Merkel: „Es wäre ganz schlecht, wir würden zu schnell aussteigen“

Coronavirus

Am Montag-Vormittag (6. April) hatte das Corona-Krisenkabinett getagt. Über die Ergebnisse der Beratungen informierte Kanzlerin Angela Merkel am Nachmittag in einer Pressekonferenz.

Berlin

06.04.2020, 17:23 Uhr / Lesedauer: 2 min
Angela Merkel sagt, die Diskussion um die Lockerung der Maßnahmen würde sich ins Gegenteil verkehren, wenn die ersten Menschen dadurch sterben würden.

Angela Merkel sagt, die Diskussion um die Lockerung der Maßnahmen würde sich ins Gegenteil verkehren, wenn die ersten Menschen dadurch sterben würden. © picture alliance/dpa

Vieles, mit dem sich das Corona-Krisenkabinett am Montagvormittag beschäftigt hatte, war im Laufe des Tages bereits bekanntgeworden. Am Nachmittag berichtete schließlich die Kanzlerin selbst in einer Pressekonferenz über die Ergebnisse der Beratungen.

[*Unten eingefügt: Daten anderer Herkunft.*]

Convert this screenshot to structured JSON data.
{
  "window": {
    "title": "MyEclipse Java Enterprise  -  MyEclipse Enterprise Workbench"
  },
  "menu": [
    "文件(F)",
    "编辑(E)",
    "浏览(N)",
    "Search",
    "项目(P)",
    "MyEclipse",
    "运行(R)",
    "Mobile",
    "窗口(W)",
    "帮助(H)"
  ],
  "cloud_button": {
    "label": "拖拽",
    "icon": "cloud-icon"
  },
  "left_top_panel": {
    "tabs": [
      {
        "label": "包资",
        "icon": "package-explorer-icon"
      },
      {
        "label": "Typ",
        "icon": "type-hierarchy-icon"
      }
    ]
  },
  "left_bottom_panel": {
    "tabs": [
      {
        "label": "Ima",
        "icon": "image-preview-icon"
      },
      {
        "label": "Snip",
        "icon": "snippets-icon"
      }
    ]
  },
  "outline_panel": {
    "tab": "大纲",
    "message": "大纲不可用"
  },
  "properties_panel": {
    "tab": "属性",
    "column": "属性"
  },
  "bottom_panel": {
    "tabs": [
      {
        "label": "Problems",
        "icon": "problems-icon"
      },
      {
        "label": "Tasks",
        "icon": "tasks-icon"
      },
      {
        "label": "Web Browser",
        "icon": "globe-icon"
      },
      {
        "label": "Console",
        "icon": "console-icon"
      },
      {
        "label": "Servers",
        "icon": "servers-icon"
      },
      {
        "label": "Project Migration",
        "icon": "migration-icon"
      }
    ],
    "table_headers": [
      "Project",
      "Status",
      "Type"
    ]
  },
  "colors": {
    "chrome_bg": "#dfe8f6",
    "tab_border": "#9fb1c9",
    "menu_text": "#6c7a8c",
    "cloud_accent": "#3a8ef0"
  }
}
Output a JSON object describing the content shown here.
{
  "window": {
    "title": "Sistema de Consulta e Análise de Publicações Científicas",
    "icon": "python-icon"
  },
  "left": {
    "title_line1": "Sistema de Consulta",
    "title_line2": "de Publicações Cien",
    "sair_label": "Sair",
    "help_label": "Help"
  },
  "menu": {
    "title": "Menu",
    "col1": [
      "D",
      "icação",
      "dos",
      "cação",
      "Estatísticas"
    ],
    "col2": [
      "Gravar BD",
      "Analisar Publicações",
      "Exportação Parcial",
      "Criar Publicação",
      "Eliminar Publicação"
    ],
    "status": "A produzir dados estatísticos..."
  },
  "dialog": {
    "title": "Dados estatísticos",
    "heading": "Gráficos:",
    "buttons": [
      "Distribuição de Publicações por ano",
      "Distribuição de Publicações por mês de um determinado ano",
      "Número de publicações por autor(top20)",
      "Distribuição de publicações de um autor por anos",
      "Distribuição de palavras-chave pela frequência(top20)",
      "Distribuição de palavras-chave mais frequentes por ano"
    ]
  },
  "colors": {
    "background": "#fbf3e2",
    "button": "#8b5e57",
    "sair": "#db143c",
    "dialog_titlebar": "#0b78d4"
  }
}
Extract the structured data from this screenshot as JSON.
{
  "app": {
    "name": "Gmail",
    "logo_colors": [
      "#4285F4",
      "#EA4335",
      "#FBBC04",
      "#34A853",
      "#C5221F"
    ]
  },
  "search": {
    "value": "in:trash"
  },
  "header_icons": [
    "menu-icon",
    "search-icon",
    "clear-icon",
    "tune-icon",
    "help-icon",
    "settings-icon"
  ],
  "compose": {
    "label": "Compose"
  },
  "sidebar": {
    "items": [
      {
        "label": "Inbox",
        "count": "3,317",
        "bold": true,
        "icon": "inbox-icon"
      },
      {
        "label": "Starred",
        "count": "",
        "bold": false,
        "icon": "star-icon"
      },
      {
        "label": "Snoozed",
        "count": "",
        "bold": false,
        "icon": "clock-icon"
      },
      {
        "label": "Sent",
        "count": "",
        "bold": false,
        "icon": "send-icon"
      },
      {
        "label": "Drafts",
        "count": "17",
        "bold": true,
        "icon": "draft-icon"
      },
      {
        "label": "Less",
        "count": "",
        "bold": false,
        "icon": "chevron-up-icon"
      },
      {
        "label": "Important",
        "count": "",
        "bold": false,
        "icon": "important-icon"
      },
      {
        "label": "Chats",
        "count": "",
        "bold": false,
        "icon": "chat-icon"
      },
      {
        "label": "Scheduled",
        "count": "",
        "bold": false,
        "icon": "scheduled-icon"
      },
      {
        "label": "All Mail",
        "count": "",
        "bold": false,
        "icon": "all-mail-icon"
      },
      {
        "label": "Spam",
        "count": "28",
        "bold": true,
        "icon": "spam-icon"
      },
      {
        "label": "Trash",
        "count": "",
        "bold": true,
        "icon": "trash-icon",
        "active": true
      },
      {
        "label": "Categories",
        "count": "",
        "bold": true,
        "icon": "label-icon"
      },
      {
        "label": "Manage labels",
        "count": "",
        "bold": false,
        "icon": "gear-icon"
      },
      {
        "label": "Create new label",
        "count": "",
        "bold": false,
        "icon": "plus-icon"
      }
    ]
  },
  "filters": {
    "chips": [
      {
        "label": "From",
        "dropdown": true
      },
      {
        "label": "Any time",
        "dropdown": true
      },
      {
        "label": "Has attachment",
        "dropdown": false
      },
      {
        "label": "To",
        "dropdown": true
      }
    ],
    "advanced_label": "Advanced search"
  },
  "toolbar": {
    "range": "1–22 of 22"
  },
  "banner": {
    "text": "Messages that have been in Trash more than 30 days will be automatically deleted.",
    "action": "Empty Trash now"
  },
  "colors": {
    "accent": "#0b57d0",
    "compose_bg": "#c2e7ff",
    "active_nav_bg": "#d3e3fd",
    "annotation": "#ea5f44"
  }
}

Merkel fasst noch einmal zusammen, welche Punkte am Vormittag besprochen worden waren: von der Beschaffung von Schutzausrüstung bis hin zu den KfW-Krediten. Die Kanzlerin ging anschließend auf die Tagung der Finanzminister der Eurogruppe am Dienstag ein.

Die Frage nach den Ausstiegsszenarien

Im Anschluss an ihr Statement wird Merkel auch wieder nach den Ausstiegsszenarien gefragt. Zur Sprache kommt dabei auch ein entsprechendes Papier des Bundesinnenministeriums, das derzeit kursiere. „Wir wären ja eine schlechte Bundesregierung, wenn wir nicht intensiv“ über solche Szenarien nachdenken würden, sagte Merkel. Aber „wir wären auch eine schlechte Bundesregierung, wenn wir jetzt schon ein Datum nennen würden“. Alle Diskussionen liefen unter der Überschrift: Wir leben weiter in der Pandemie.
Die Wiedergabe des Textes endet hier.